I see. So when a new node comes/node goes down, the current envoy instance limit may go up/down causing few inflight requests to fail because there is another node in the cluster which otherwise would have passed if membership did not change. We have always used local rate limit as a service protection mechanism per envoy instance so trying to understand more about the use case

[ldb]

I would also be very interested, we are currently exploring ways to implement a suitable approach to rate limiting that is aware of the number of envoy instances but reduces the number of extra dependencies and also calls that are being made during request processing.
Global Rate Limiting would have to call out to the rate limiting service which in turn calls out to some redis or memcached (in the reference implementation at least) which has the potential to increase request latency a lot.

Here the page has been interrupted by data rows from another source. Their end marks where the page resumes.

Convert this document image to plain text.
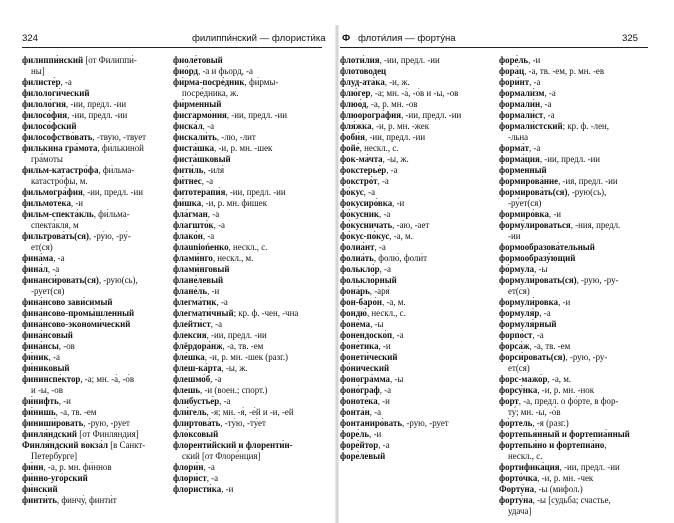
324	филиппи́нский — флористи́ка
филиппи́нский [от Филиппи́-
ны]
филисте́р, -а
филологи́ческий
филоло́гия, -ии, предл. -ии
филосо́фия, -ии, предл. -ии
филосо́фский
философство́вать, -твую, -твует
филькина гра́мота, фи́лькиной
гра́моты
фильм-катастро́фа, фи́льма-
катастро́фы, м.
фильмогра́фия, -ии, предл. -ии
фильмоте́ка, -и
фильм-спекта́кль, фи́льма-
спекта́кля, м
фильтрова́ть(ся), -ру́ю, -ру́-
ет(ся)
фина́ма, -а
фина́л, -а
финанси́ровать(ся), -рую(сь),
-рует(ся)
фина́нсово зави́симый
фина́нсово-промы́шленный
фина́нсово-экономи́ческий
фина́нсовый
фина́нсы, -ов
фи́ник, -а
фи́никовый
фининспе́ктор, -а; мн. -а́, -о́в
и -ы, -ов
фи́нифть, -и
фи́нишь, -а, тв. -ем
финиши́ровать, -рую, -рует
финля́ндский [от Финля́ндия]
Финля́ндский вокза́л [в Санкт-
Петербурге]
фи́нн, -а, р. мн. фи́ннов
фи́нно-уго́рский
фи́нский
финти́ть, финчу́, финти́т
фиоле́товый
фио́рд, -а и фьорд, -а
фи́рма-посре́дник, фи́рмы-
посре́дника, ж.
фи́рменный
фисгармо́ния, -ии, предл. -ии
фиска́л, -а
фискали́ть, -лю, -лит
фиста́шка, -и, р. мн. -шек
фиста́шковый
фити́ль, -иля́
фи́тнес, -а
фитотерапи́я, -ии, предл. -ии
фи́шка, -и, р. мн. фи́шек
фла́гман, -а
флагшто́к, -а
флако́н, -а
флаuniońенко, нескл., с.
флами́нго, нескл., м.
флами́нговый
флане́левый
флане́ль, -и
флегма́тик, -а
флегмати́чный; кр. ф. -чен, -чна
флейти́ст, -а
флексия, -ии, предл. -ии
флёрдора́нж, -а, тв. -ем
фле́шка, -и, р. мн. -шек (разг.)
флеш-ка́рта, -ы, ж.
флешмо́б, -а
флешь, -и (воен.; спорт.)
флибустье́р, -а
фли́гель, -я; мн. -я́, -е́й и -и, -ей
флиртова́ть, -ту́ю, -ту́ет
фло́ксовый
флоренти́йский и флоренти́н-
ский [от Флоре́нция]
флори́н, -а
флори́ст, -а
флористи́ка, -и
Ф флоти́лия — форту́на	325
флоти́лия, -ии, предл. -ии
флотоводец
флуд-ата́ка, -и, ж.
флю́гер, -а; мн. -а́, -о́в и -ы, -ов
флюо́д, -а, р. мн. -ов
флюорогра́фия, -ии, предл. -ии
фля́жка, -и, р. мн. -жек
фоби́я, -ии, предл. -ии
фойе́, нескл., с.
фок-ма́чта, -ы, ж.
фокстерье́р, -а
фокстро́т, -а
фо́кус, -а
фокусиро́вка, -и
фо́кусник, -а
фо́кусничать, -аю, -ает
фо́кус-по́кус, -а, м.
фолиа́нт, -а
фолиа́ть, фолю́, фоли́т
фолькло́р, -а
фолькло́рный
фона́рь, -аря́
фон-баро́н, -а, м.
фондю́, нескл., с.
фоне́ма, -ы
фонендоско́п, -а
фоне́тика, -и
фонети́ческий
фо́нический
фоногра́мма, -ы
фоно́граф, -а
фоноте́ка, -и
фонта́н, -а
фонтаниро́вать, -рую, -рует
форе́ль, -и
форе́йтор, -а
форе́левый
форе́ль, -и
фора́ц, -а, тв. -ем, р. мн. -ев
фори́нт, -а
формали́зм, -а
формали́н, -а
формали́ст, -а
формали́стский; кр. ф. -лен,
-льна
форма́т, -а
форма́ция, -ии, предл. -ии
форменный
формирова́ние, -ия, предл. -ии
формирова́ть(ся), -рую(сь),
-ру́ет(ся)
формиро́вка, -и
форму́лироваться, -ния, предл.
-ии
формообразова́тельный
формообразу́ющий
фо́рмула, -ы
формули́ровать(ся), -рую, -ру-
ет(ся)
формули́ровка, -и
формуля́р, -а
формуля́рный
форпо́ст, -а
форса́ж, -а, тв. -ем
форси́ровать(ся), -рую, -ру-
ет(ся)
форс-мажо́р, -а, м.
форсу́нка, -и, р. мн. -нок
форт, -а, предл. о фо́рте, в фор-
ту́; мн. -ы, -о́в
фо́ртель, -я (разг.)
фортепья́нный и фортепиа́нный
фортепья́но и фортепиа́но,
нескл., с.
фортифика́ция, -ии, предл. -ии
форто́чка, -и, р. мн. -чек
Форту́на, -ы (мифол.)
форту́на, -ы [судьба; счастье,
удача]
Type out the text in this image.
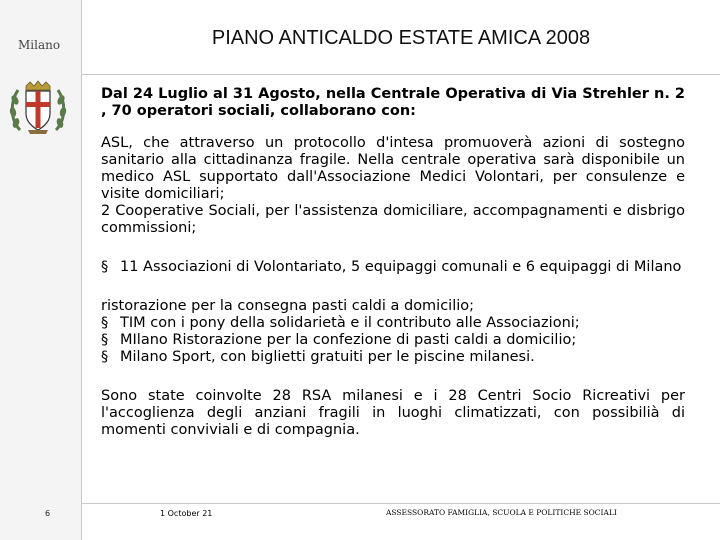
Milano
6
PIANO ANTICALDO ESTATE AMICA 2008

Dal 24 Luglio al 31 Agosto, nella Centrale Operativa di Via Strehler n. 2 , 70 operatori sociali, collaborano con:

ASL, che attraverso un protocollo d'intesa promuoverà azioni di sostegno sanitario alla cittadinanza fragile. Nella centrale operativa sarà disponibile un medico ASL supportato dall'Associazione Medici Volontari, per consulenze e visite domiciliari;

2 Cooperative Sociali, per l'assistenza domiciliare, accompagnamenti e disbrigo commissioni;

§ 11 Associazioni di Volontariato, 5 equipaggi comunali e 6 equipaggi di Milano

ristorazione per la consegna pasti caldi a domicilio;

§ TIM con i pony della solidarietà e il contributo alle Associazioni;
§ MIlano Ristorazione per la confezione di pasti caldi a domicilio;
§ Milano Sport, con biglietti gratuiti per le piscine milanesi.

Sono state coinvolte 28 RSA milanesi e i 28 Centri Socio Ricreativi per l'accoglienza degli anziani fragili in luoghi climatizzati, con possibilià di momenti conviviali e di compagnia.

1 October 21	ASSESSORATO FAMIGLIA, SCUOLA E POLITICHE SOCIALI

Implementing a shared local rate limiting approach would be a good approach here.

As I understand, a shared token bucket would (/could) also mean that tokens can be used from a different instance in the local cluster? That would mitigate the problem @ramaraochavali mentioned where scaling during requests could fail requests that would otherwise have passed.

[wbpcode]

As I understand, a shared token bucket would (/could) also mean that tokens can be used from a different instance in the local cluster? That would mitigate the problem @ramaraochavali mentioned where scaling during requests could fail requests that would otherwise have passed.

Nope. Envoy cannot actually share data or message with other instances. We can only compute a share/pecentage base on the membership and apply the share to the token buckets.